Department of Clinical Psychology and Psychophysiology, Faculty of Medicine, Medical Centre - University of Freiburg, University of Freiburg, Freiburg, Germany.
Movisens GmbH, Karlsruhe, Germany.
J Sleep Res. 2019 Apr;28(2):e12694. doi: 10.1111/jsr.12694. Epub 2018 May 2.
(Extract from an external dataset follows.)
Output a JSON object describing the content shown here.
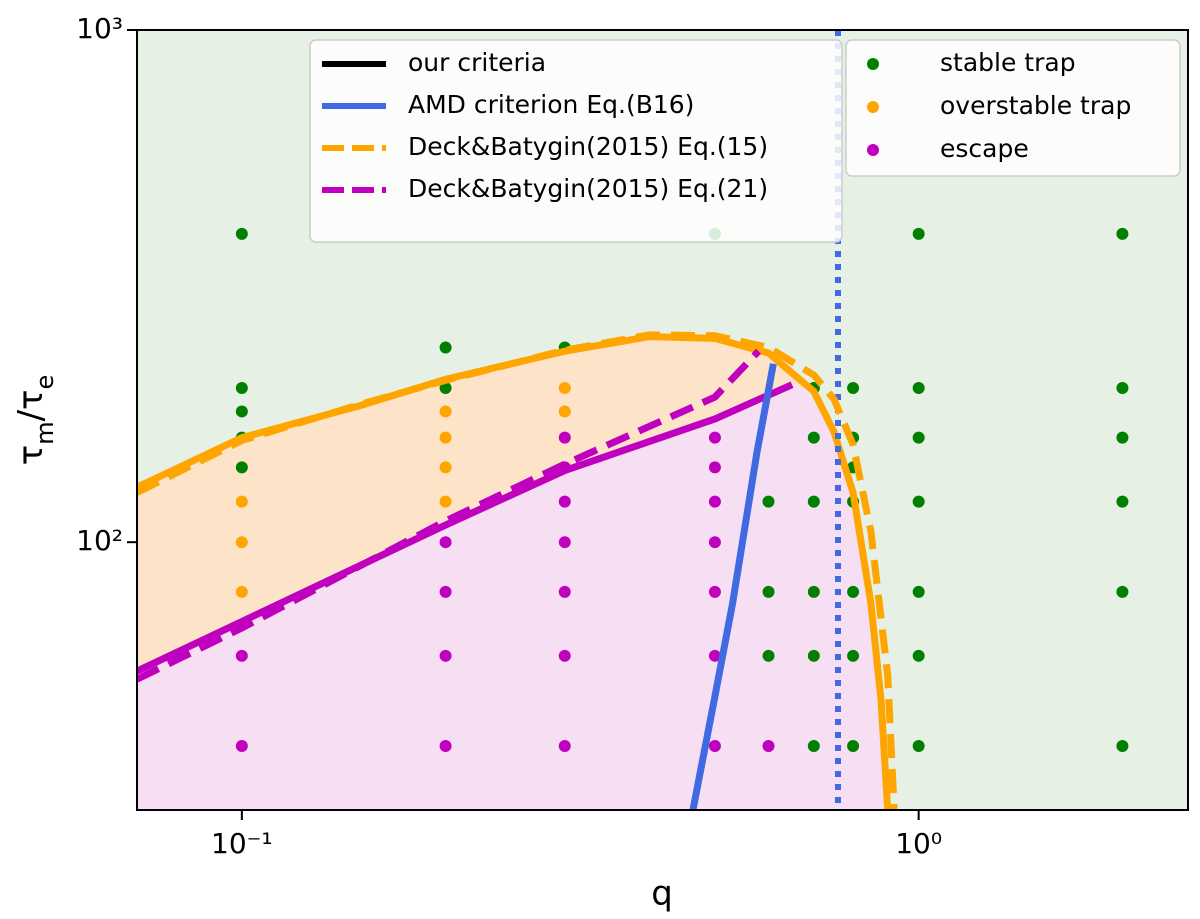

As the prevalence of sleep disorders is increasing, new methods for ambulatory sleep measurement are required. This paper presents electrodermal activity in different sleep stages and a sleep detection algorithm based on electrodermal activity. We analysed electrodermal activity and polysomnographic data of 43 healthy subjects and 48 patients with sleep disorders. Electrodermal activity was measured using an ambulatory device worn at the wrist. Two parameters to describe electrodermal activity were defined based on previous literature: EDASEF (electrodermal activity-smoothed feature) as parameter for skin conductance level; and EDAcounts (number of electrodermal activity-peaks) as skin conductance responses. Analysis of variance indicated significant EDASEF differences between the sleep stages wake versus N1, wake versus N2, wake versus slow-wave sleep, and wake versus rapid eye movement. The analysis of EDAcounts also showed significant differences, especially in the stages slow-wave sleep versus rapid eye movement. Between healthy subjects and patients, a significant disparity of EDAcounts was revealed in stage N1. Furthermore, the variances of EDASEF and EDAcounts in N1, N2 slow-wave sleep and rapid eye movement were higher in the patient group (p [F test] < .05). Next, an electrodermal activity-based sleep/wake discriminating algorithm was constructed. The optimized algorithm achieved an average sensitivity and specificity for sleep detection of 97% and 75%. The epoch agreement rate (average accuracy) was 86%. These outcomes are comparative to sleep detection algorithms based on actigraphy or heart rate variability. The results of this study indicate that electrodermal activity is not only a robust parameter for describing sleep, but also a potential suitable method for ambulatory sleep monitoring.
随着睡眠障碍的患病率不断增加,需要新的方法来进行非卧床睡眠测量。本文介绍了不同睡眠阶段的皮肤电活动以及基于皮肤电活动的睡眠检测算法。我们分析了 43 名健康受试者和 48 名睡眠障碍患者的皮肤电活动和多导睡眠图数据。皮肤电活动使用佩戴在手腕上的非卧床设备进行测量。根据先前的文献,定义了两个描述皮肤电活动的参数:EDASEF(皮肤电活动平滑特征)作为皮肤电导率水平的参数;和 EDAcounts(皮肤电活动峰值数)作为皮肤电反应。方差分析表明,在清醒与 N1、清醒与 N2、清醒与慢波睡眠、清醒与快速眼动之间,EDASEF 存在显著差异。对 EDAcounts 的分析也显示出显著差异,尤其是在慢波睡眠与快速眼动之间。在健康受试者和患者之间,在 N1 阶段,EDAcounts 存在显著差异。此外,在 N1、N2 慢波睡眠和快速眼动中,EDASEF 和 EDAcounts 的方差在患者组中更高(p [F 检验]<.05)。接下来,构建了基于皮肤电活动的睡眠/觉醒判别算法。优化后的算法在睡眠检测中的平均灵敏度和特异性分别为 97%和 75%。睡眠阶段的epoch 一致性率(平均准确率)为 86%。这些结果与基于活动记录仪或心率变异性的睡眠检测算法相当。本研究的结果表明,皮肤电活动不仅是描述睡眠的一种稳健参数,也是一种潜在的适合非卧床睡眠监测的方法。